Brewery: Goose Island
Style: Imperial Stout
ABV: 12.7%
Cost: $30 (22oz)
Glassware: Snifter (served in a water goblet)
Temp: 50°
Availability: Limited
Purchased@: Station Taproom
Quick Take: Quite the fruity beer. The syrupy mouth feel and extreme fruit may be overindulgent for some. It’s rich berry teeters on cloying, making a modest pour thoroughly enjoyable, but a single glass (possibly a cordial glass) is all I would want. This doesn’t strike me as a beer you want to age either as the sugary quality could get out of control. The bottom line is that this is a dessert beer built for sipping, sharing, and pairing and one I’m glad I got the opportunity to try even if I had to overpay for it.
Brew Facts: Goose Island, which is legally named Fulton Street Brewery LLC, was purchased by Anheuser-Busch InBev in 2011. For 5 years leading up to the 2011 purchase, Anheuser-Busch InBev handled the breweries distribution. When Goose Island was sold, brewmaster Greg Hall stepped down and went on to found Virtue Cider.
Appearance: Initially poured into a water goblet (no snifter?) by our waitress, but the action on this beer is tame. When I distribute the rest of the beer, the thinnest brown head flares on the final pour, but the beer resists any attempts to agitate it. A light tan ring around the glass rims the calm, dark pool of this berry mistress (oh, the poetry!). Sudsy brown bubbles coat the glass on swirling.
Aroma: The aroma wafts out in a powerful cloud of buttery whiskey and jammy raspberry sweet overtones. No need to bury your nose in the glass as the scent hits you from a foot away. There are flirty hints of dark chocolate and maybe, just maybe some roast/raisin as well. I say maybe because the berries have such a massive presence that it’s difficult to pick out subtleties.
Taste/Mouth Feel: Just like other variations of Bourbon County, the Backyard Rye is thick and syrupy with the tinniest presence of carbonation. Not quite velvety, but rolls around the mouth and down the throat without reminding me of cough syrup. The taste starts with tangy booze and stays smooth to a cherry/raspberry flair. There is a vague presence of vanilla that barely surfaces from the fruity sweet depths. The diacetyl/whiskey elements blend well and just become part of the overall experience. The beer finishes with light roast and a huge hit of dark berry sweet and chocolate. As a beer, it verges on cloying, but would probably work as an indulgent berry, chocolate liquor. Reducing this and serving it over ice cream would be spectacular. I also see this as an ideal sipping beer once you and your guests have retired to the parlor after a heavy dinner.
Final Thoughts: Quite the fruity beer. The syrupy mouth feel and extreme fruit may be overindulgent for some.
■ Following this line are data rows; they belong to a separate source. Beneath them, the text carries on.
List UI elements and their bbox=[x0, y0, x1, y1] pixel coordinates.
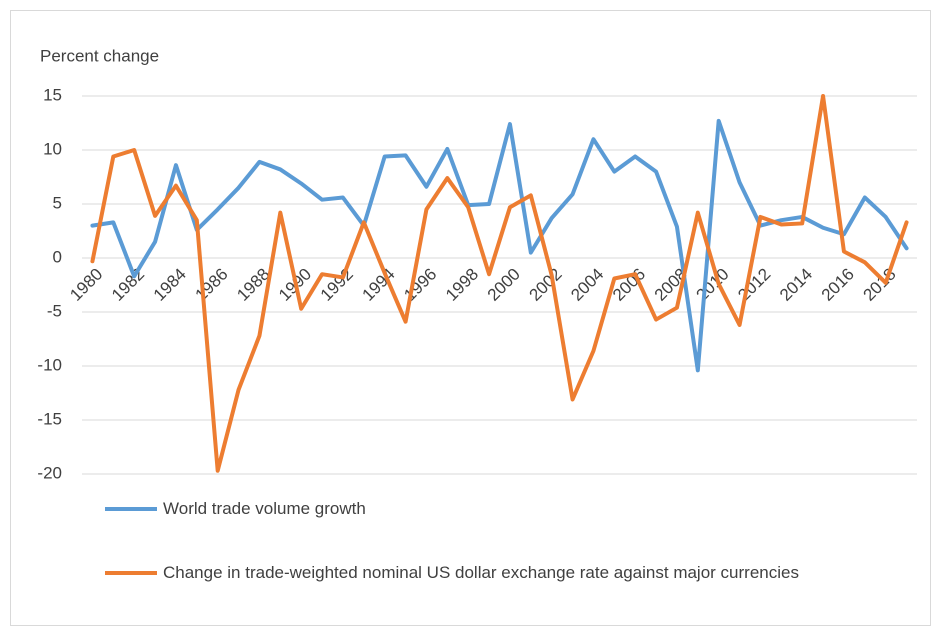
x-tick-label: 1998 bbox=[442, 265, 482, 305]
y-tick-label: -10 bbox=[37, 355, 62, 374]
x-tick-label: 1996 bbox=[400, 265, 440, 305]
x-tick-label: 1992 bbox=[317, 265, 357, 305]
series-line bbox=[90, 94, 909, 473]
x-tick-label: 1994 bbox=[359, 265, 399, 305]
y-tick-label: -5 bbox=[47, 301, 62, 320]
x-tick-label: 2014 bbox=[776, 265, 816, 305]
x-tick-label: 1982 bbox=[108, 265, 148, 305]
y-tick-label: -20 bbox=[37, 463, 62, 482]
chart-border bbox=[10, 10, 931, 626]
x-tick-label: 2006 bbox=[609, 265, 649, 305]
y-tick-label: 10 bbox=[43, 139, 62, 158]
y-tick-label: 15 bbox=[43, 85, 62, 104]
legend-label: Change in trade-weighted nominal US doll… bbox=[163, 563, 799, 582]
y-tick-label: 0 bbox=[53, 247, 62, 266]
x-tick-label: 1986 bbox=[192, 265, 232, 305]
axis-title: Percent change bbox=[40, 46, 159, 65]
y-tick-label: -15 bbox=[37, 409, 62, 428]
x-tick-label: 2018 bbox=[860, 265, 900, 305]
x-tick-label: 2016 bbox=[818, 265, 858, 305]
x-tick-label: 2002 bbox=[526, 265, 566, 305]
legend-label: World trade volume growth bbox=[163, 499, 366, 518]
x-tick-label: 2012 bbox=[734, 265, 774, 305]
series-line bbox=[90, 118, 909, 373]
x-tick-label: 1980 bbox=[66, 265, 106, 305]
x-tick-label: 2004 bbox=[567, 265, 607, 305]
x-tick-label: 1984 bbox=[150, 265, 190, 305]
y-tick-label: 5 bbox=[53, 193, 62, 212]
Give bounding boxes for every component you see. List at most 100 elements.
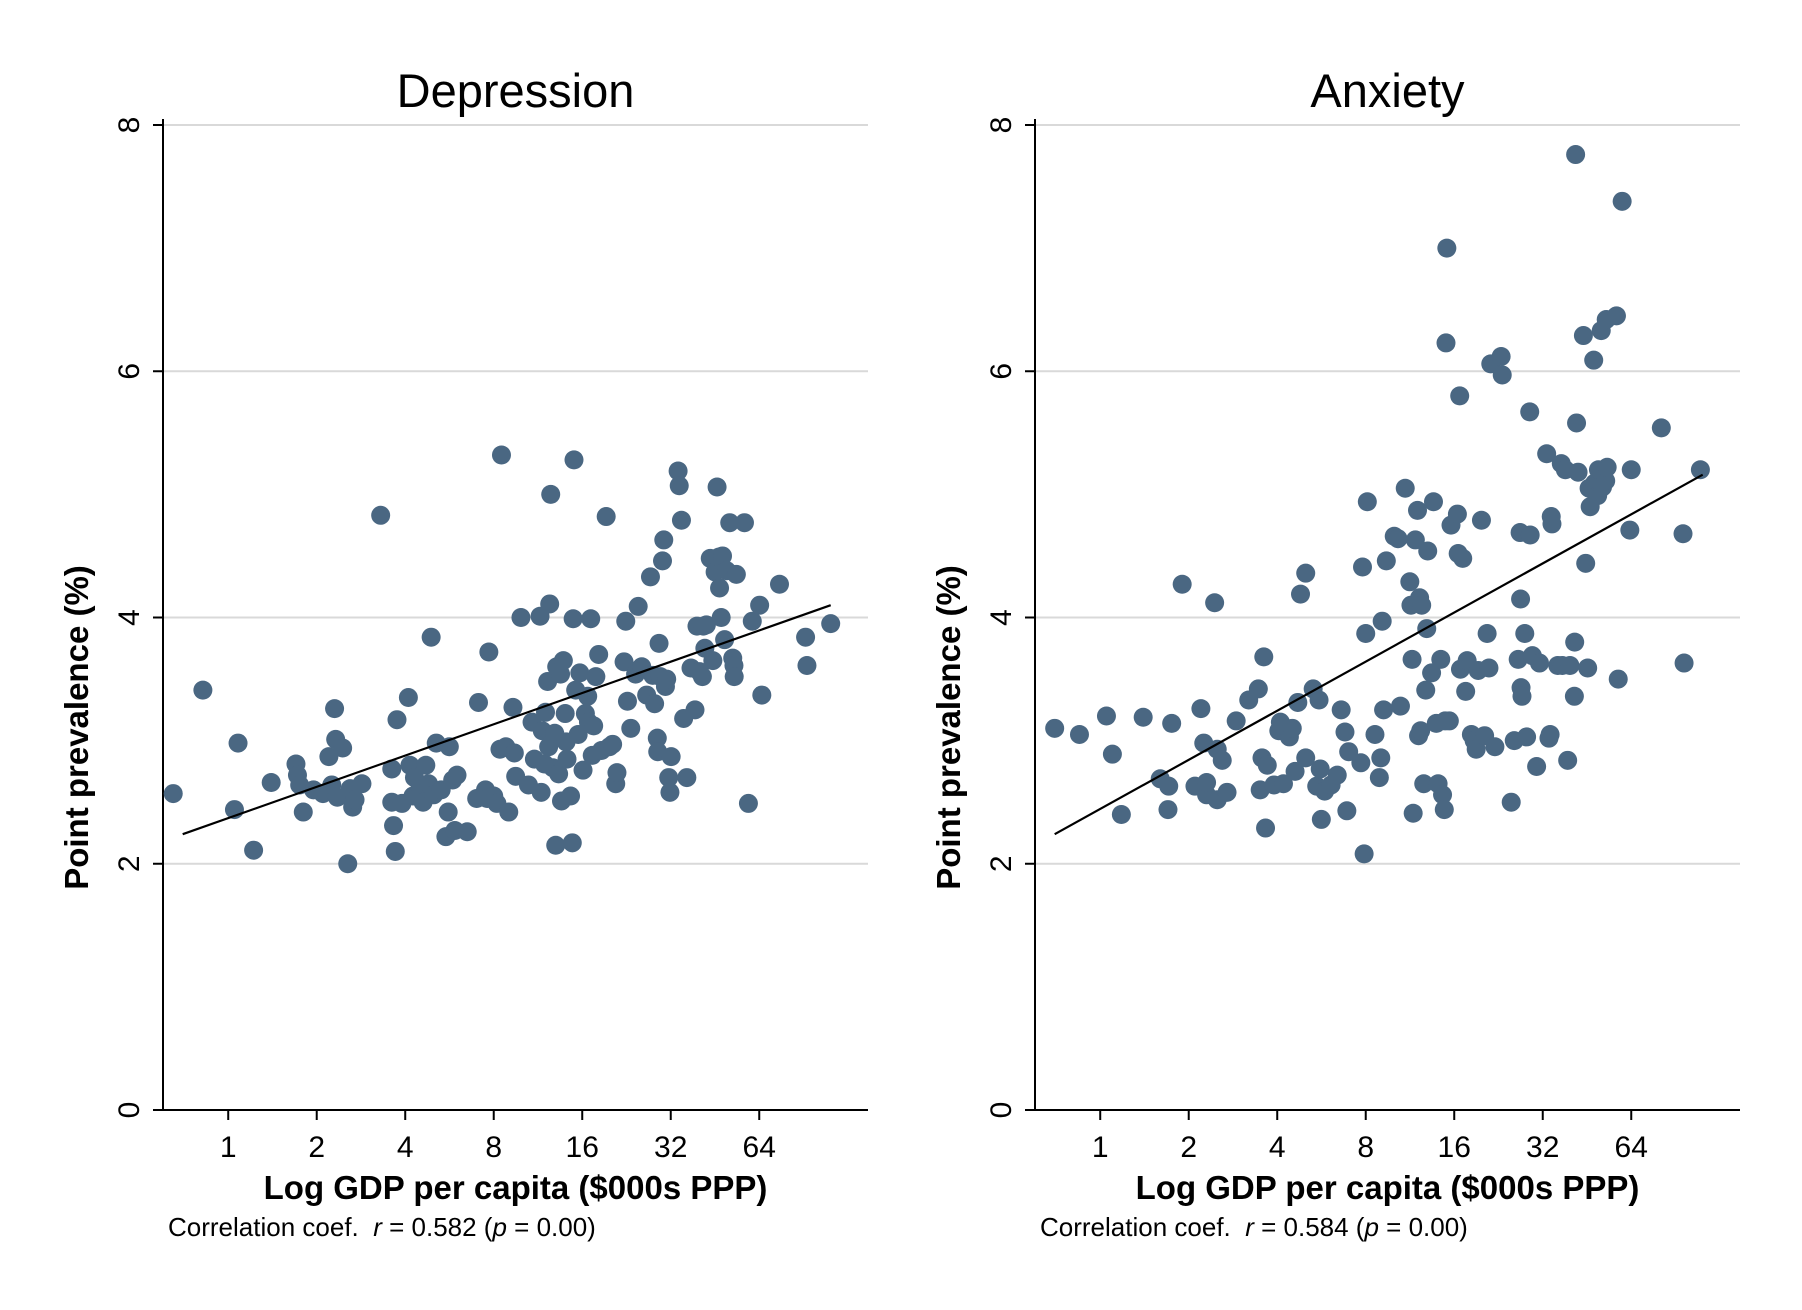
panel-2-data-point	[1172, 574, 1192, 594]
panel-1-data-point	[750, 595, 770, 615]
panel-1-y-tick-label: 8	[113, 117, 146, 134]
panel-1-data-point	[541, 484, 561, 504]
panel-2-data-point	[1568, 462, 1588, 482]
panel-2-data-point	[1357, 492, 1377, 512]
panel-1-data-point	[589, 644, 609, 664]
panel-1-note-p-label: p	[491, 1212, 506, 1242]
panel-2-data-point	[1673, 524, 1693, 544]
panel-1-data-point	[531, 782, 551, 802]
panel-2-data-point	[1501, 792, 1521, 812]
panel-1-data-point	[293, 802, 313, 822]
panel-2-data-point	[1542, 514, 1562, 534]
panel-2-data-point	[1327, 765, 1347, 785]
panel-2-data-point	[1374, 700, 1394, 720]
panel-2-data-point	[1564, 686, 1584, 706]
panel-2-data-point	[1436, 333, 1456, 353]
panel-1-data-point	[438, 802, 458, 822]
panel-1-x-axis-label: Log GDP per capita ($000s PPP)	[264, 1169, 768, 1206]
panel-2-y-tick-label: 8	[985, 117, 1018, 134]
panel-2-data-point	[1069, 724, 1089, 744]
panel-1-data-point	[398, 688, 418, 708]
panel-2-data-point	[1296, 563, 1316, 583]
panel-2-data-point	[1226, 711, 1246, 731]
panel-2-data-point	[1511, 589, 1531, 609]
panel-2-data-point	[1690, 460, 1710, 480]
panel-1-data-point	[319, 747, 339, 767]
panel-2-data-point	[1309, 690, 1329, 710]
panel-1-data-point	[421, 627, 441, 647]
panel-2-data-point	[1296, 748, 1316, 768]
panel-1-data-point	[333, 738, 353, 758]
panel-2-y-tick-label: 2	[985, 855, 1018, 872]
panel-1-data-point	[797, 656, 817, 676]
panel-1-data-point	[726, 564, 746, 584]
panel-1-data-point	[738, 793, 758, 813]
panel-2-data-point	[1439, 711, 1459, 731]
panel-1-data-point	[653, 551, 673, 571]
panel-1-data-point	[621, 718, 641, 738]
panel-2-data-point	[1620, 520, 1640, 540]
panel-2-data-point	[1291, 584, 1311, 604]
panel-2-data-point	[1520, 402, 1540, 422]
panel-1-data-point	[387, 710, 407, 730]
panel-1-data-point	[711, 608, 731, 627]
panel-2-data-point	[1402, 649, 1422, 669]
panel-2-data-point	[1608, 669, 1628, 689]
panel-2-data-point	[1576, 553, 1596, 573]
panel-2-data-point	[1372, 611, 1392, 631]
panel-2-data-point	[1191, 699, 1211, 719]
panel-2-data-point	[1365, 724, 1385, 744]
panel-2-x-tick-label: 1	[1092, 1131, 1109, 1164]
panel-1-data-point	[468, 692, 488, 712]
panel-1-data-point	[677, 768, 697, 788]
panel-2-data-point	[1560, 656, 1580, 676]
panel-2-data-point	[1354, 844, 1374, 864]
panel-2-data-point	[1565, 632, 1585, 652]
panel-2-data-point	[1369, 768, 1389, 788]
panel-2-data-point	[1422, 663, 1442, 683]
panel-2-data-point	[1376, 551, 1396, 571]
panel-1-data-point	[261, 772, 281, 792]
panel-2-x-tick-label: 16	[1438, 1131, 1471, 1164]
panel-1-data-point	[540, 594, 560, 614]
panel-2-data-point	[1423, 492, 1443, 512]
panel-1-data-point	[447, 765, 467, 785]
panel-1-data-point	[193, 680, 213, 700]
panel-2-note-p-label: p	[1363, 1212, 1378, 1242]
panel-1-data-point	[557, 749, 577, 769]
panel-1-data-point	[228, 733, 248, 753]
panel-1-data-point	[734, 513, 754, 533]
panel-1-data-point	[628, 596, 648, 616]
panel-2-x-axis-label: Log GDP per capita ($000s PPP)	[1136, 1169, 1640, 1206]
panel-1-data-point	[645, 694, 665, 714]
panel-1-data-point	[578, 686, 598, 706]
panel-1-data-point	[649, 633, 669, 653]
panel-2-data-point	[1512, 686, 1532, 706]
panel-1-data-point	[596, 507, 616, 527]
panel-1-data-point	[584, 716, 604, 736]
panel-2-data-point	[1453, 548, 1473, 568]
panel-1-data-point	[752, 685, 772, 705]
panel-2-data-point	[1515, 624, 1535, 644]
panel-2-data-point	[1447, 504, 1467, 524]
panel-1-data-point	[561, 786, 581, 806]
panel-2-data-point	[1254, 647, 1274, 667]
panel-2-data-point	[1479, 658, 1499, 678]
panel-2-data-point	[1520, 525, 1540, 545]
panel-2-fit-line	[1054, 473, 1704, 836]
panel-2-data-point	[1256, 818, 1276, 838]
panel-2-data-point	[1159, 776, 1179, 796]
panel-1-data-point	[796, 627, 816, 647]
panel-1-data-point	[479, 642, 499, 662]
panel-2-data-point	[1111, 805, 1131, 824]
panel-2-data-point	[1408, 500, 1428, 520]
panel-1-data-point	[710, 578, 730, 598]
panel-2-data-point	[1416, 680, 1436, 700]
panel-2-data-point	[1353, 557, 1373, 577]
panel-1-data-point	[555, 704, 575, 724]
panel-1-data-point	[244, 840, 264, 860]
panel-2-data-point	[1212, 750, 1232, 770]
panel-2-x-tick-label: 64	[1615, 1131, 1648, 1164]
It’s rich berry teeters on cloying, making a modest pour thoroughly enjoyable, but a single glass (possibly a cordial glass) is all I would want. This doesn’t strike me as a beer you want to age either as the sugary quality could get out of control. The 30 dollar price tag I paid for the privilege of this beer is a pretty large markup that most people won’t have to deal with. I don’t mind over paying for an experience once, but I don’t think I would pop for it a second time at that price. That said, if Goose Island decides to brew this for next year’s batch, I’d gladly hunt down a bottle for 15-20 dollars when it is released around the end of November. The bottom line is that this is a dessert beer built for sipping, sharing, and pairing and one I’m glad I got the opportunity to try even if I had to overpay for it.